Dr. Michael George was asked by the Croatian Philosophical Society in Cres, Croatia, to be one of the plenary presenters in “The Man-Made World” Symposium to be held on September 21 – 24, 2014, in Cres.
This conference is the annual Conference on the Croatian Philosophical Society, and it includes amongst the presenters, academics from Eastern Europe, Italy, Germany, Austria, England, Holland, and the Baltic countries. Dr. George submitted a paper entitled “World as Project: The Human Subject and Ethics.”

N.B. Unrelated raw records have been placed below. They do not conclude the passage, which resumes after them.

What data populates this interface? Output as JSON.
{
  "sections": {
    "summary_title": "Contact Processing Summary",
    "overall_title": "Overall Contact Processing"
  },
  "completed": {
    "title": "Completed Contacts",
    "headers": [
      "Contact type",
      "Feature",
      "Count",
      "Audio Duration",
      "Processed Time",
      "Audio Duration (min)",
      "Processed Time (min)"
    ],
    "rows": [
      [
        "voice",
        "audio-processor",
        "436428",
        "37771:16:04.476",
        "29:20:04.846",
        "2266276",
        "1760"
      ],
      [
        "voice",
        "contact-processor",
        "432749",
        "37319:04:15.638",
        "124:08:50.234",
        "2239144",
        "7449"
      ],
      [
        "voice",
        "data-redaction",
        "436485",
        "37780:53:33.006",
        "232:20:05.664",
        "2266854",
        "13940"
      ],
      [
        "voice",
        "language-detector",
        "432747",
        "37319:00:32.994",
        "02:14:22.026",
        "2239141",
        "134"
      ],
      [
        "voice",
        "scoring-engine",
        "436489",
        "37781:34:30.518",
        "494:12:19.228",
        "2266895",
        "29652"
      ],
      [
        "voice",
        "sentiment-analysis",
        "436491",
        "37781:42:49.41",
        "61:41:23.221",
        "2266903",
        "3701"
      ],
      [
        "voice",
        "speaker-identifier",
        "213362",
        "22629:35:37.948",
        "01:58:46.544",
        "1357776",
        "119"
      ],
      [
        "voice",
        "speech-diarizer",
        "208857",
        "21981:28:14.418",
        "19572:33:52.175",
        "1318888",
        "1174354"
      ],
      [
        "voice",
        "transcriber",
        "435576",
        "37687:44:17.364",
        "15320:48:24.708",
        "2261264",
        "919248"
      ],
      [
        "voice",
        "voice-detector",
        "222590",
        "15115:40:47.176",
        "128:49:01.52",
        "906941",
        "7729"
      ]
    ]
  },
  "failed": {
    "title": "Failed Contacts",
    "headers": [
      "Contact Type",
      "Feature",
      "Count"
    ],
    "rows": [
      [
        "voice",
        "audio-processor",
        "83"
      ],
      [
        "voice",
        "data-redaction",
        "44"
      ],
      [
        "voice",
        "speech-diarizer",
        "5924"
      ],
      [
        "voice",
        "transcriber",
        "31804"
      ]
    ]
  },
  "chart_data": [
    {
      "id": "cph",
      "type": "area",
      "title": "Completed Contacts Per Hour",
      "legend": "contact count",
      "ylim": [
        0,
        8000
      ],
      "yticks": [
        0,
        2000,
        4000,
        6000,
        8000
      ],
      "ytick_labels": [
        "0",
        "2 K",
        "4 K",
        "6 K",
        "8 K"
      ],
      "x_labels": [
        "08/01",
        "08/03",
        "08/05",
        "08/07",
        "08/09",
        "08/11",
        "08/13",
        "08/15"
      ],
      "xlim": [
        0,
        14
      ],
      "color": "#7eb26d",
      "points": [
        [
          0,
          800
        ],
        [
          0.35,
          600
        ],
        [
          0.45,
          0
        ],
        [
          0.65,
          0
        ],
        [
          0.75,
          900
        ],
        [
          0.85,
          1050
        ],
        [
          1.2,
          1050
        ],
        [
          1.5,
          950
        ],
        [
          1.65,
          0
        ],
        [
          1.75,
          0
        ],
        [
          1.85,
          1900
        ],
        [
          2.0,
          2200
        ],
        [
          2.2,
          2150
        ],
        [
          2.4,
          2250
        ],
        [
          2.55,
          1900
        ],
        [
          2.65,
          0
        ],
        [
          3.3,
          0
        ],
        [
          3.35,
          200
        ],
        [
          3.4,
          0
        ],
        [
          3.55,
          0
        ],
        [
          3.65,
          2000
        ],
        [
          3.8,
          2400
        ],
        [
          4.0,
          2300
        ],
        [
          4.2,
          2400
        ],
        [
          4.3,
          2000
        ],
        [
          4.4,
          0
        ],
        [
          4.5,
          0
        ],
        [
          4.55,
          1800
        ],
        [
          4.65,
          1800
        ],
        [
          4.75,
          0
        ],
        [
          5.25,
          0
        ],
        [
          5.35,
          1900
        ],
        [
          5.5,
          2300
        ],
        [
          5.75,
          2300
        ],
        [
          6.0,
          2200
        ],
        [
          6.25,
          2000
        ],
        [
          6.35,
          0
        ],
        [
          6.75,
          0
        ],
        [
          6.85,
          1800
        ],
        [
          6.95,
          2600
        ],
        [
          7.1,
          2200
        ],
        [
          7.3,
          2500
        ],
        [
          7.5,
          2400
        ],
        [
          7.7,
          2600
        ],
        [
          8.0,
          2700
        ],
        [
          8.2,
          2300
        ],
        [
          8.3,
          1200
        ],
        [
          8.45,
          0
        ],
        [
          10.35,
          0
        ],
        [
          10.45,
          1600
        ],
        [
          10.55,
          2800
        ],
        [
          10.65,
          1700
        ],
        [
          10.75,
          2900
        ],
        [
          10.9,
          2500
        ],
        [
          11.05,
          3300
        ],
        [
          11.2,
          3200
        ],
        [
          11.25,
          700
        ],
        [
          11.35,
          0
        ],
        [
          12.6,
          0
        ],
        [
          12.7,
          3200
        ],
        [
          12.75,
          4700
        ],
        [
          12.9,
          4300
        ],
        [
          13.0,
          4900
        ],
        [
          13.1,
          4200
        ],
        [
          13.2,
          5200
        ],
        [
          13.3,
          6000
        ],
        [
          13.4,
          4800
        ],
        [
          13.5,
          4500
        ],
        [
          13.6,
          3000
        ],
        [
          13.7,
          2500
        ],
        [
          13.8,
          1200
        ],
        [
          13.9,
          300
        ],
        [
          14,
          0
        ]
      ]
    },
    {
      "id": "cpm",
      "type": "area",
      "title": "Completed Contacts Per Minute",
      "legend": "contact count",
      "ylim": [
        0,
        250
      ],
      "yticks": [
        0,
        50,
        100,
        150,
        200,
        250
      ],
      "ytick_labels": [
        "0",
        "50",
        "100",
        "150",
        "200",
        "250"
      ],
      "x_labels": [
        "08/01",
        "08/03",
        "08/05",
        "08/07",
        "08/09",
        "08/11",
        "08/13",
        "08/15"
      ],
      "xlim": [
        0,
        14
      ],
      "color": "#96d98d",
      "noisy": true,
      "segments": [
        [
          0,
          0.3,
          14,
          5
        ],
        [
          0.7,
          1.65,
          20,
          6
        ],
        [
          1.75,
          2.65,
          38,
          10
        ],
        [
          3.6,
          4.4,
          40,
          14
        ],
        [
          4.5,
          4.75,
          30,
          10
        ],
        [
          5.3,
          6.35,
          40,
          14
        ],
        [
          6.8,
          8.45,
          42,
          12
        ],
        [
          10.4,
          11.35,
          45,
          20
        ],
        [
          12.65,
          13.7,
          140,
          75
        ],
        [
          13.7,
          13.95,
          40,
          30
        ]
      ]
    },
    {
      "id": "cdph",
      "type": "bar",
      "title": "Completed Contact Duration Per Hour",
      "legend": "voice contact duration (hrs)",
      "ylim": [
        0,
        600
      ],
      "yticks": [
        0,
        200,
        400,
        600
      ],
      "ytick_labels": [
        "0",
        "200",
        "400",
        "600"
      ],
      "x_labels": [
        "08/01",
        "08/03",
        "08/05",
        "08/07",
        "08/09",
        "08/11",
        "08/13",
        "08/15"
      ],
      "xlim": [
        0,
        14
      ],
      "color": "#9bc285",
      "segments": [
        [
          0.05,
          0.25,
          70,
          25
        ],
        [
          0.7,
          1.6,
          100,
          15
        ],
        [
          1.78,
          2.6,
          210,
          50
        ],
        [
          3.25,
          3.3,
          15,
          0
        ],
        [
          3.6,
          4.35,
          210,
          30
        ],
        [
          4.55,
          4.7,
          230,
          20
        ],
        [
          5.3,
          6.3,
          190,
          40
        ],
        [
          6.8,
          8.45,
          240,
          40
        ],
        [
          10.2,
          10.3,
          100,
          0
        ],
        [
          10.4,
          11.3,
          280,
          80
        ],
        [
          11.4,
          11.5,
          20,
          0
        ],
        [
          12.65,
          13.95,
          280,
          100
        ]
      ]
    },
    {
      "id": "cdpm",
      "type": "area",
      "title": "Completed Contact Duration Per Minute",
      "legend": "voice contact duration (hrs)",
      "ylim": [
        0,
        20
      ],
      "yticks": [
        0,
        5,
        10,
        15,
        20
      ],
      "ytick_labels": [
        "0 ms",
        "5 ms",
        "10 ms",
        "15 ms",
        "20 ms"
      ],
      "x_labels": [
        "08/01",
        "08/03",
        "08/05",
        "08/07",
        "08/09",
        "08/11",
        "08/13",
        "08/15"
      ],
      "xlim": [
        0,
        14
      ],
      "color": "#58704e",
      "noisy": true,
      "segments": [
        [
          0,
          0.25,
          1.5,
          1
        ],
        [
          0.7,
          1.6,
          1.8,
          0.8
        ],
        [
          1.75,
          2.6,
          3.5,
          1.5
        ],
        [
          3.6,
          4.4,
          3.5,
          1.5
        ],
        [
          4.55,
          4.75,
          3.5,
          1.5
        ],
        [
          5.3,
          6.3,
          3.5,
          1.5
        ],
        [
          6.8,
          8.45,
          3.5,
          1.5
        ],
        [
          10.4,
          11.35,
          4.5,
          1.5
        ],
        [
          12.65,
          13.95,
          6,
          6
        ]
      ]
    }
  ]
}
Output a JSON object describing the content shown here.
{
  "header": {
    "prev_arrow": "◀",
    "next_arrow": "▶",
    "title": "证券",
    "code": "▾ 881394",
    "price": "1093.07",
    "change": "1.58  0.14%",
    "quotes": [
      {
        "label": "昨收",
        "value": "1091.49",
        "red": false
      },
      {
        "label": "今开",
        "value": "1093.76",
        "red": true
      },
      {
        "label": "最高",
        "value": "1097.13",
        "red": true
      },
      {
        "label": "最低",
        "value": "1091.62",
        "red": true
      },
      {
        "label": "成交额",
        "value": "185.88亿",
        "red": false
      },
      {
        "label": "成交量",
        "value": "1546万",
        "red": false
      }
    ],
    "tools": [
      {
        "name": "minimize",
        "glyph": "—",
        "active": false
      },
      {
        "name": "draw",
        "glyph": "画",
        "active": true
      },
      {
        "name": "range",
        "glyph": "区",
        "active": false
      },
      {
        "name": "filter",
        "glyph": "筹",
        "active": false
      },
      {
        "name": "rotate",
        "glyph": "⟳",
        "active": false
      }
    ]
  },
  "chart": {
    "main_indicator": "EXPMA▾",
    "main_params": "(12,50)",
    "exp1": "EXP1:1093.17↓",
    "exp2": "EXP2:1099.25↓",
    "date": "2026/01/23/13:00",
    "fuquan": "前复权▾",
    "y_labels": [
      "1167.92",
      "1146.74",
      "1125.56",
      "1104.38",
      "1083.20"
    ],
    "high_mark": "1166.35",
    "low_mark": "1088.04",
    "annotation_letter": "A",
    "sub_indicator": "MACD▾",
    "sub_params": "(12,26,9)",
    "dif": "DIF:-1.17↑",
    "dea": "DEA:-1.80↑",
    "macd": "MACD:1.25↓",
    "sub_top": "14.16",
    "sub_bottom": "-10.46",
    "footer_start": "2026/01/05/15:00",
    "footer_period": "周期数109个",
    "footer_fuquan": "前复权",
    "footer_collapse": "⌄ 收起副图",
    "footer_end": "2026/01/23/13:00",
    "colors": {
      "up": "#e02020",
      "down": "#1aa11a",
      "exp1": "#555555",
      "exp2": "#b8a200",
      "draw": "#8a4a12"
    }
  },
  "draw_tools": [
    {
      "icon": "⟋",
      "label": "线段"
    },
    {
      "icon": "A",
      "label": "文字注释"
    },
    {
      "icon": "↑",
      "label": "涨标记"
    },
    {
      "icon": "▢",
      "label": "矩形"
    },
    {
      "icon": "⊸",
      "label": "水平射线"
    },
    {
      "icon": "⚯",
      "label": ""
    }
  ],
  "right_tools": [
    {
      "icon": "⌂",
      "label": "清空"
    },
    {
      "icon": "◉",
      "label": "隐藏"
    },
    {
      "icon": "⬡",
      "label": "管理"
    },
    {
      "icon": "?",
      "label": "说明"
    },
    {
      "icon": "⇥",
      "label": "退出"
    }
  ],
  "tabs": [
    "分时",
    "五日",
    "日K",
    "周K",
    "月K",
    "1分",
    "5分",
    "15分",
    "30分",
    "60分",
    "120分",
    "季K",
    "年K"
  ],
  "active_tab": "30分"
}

Bernard Lonergan contends that reality is constituted by human acts of meaning. Recognizing and appropriating this idea in a comprehensive manner is clearly a historical project that will require integrated sets of intellectual skills and disciplinary expertise that we are a long way from achieving. In the short term, however, the connection between responsibility and our world depends, at least in part, in developing an ethical sensibility that focuses on the implications of human activity. Central to the project of ethics, which is encapsulated in the question “what should we do?”, is the relationship of an adequate and correct understanding of what is actually going on, or current historical reality, which is demonstrated in factual judgments, to the project of discerning and choosing appropriate actions that will improve our situation, or, to projects of value that are constituted by collective and directed human agency. Ethics, then, is a matter of imagining, discerning, choosing and implementing actions that will reverse conditions of negativity and decline, or more positively, that will improve the possibilities of human growth and development. Clearly, ideological or narrow perspectives cannot provide a sufficient perspective that would allow for such social and cultural growth. I would suggest that a practical and immediate step would involve a series of comprehensive studies where responsibility (in all its forms), is being ignored or overlooked due to a personal, social/cultural and historical biases that collectively lessen the probabilities of an adequate appreciation of our current historical situation. Without such an appreciation of our world, the chances of making adequate choices to improve our situation are even less likely. In a very real fashion, then, developing appropriate ethical imagination is dependent on recognizing how actual conditions affect our sensibilities. In a peculiar fashion, recognizing the scale and significance of history points us back to the centrality of the individual subject, the necessary ground of ethics.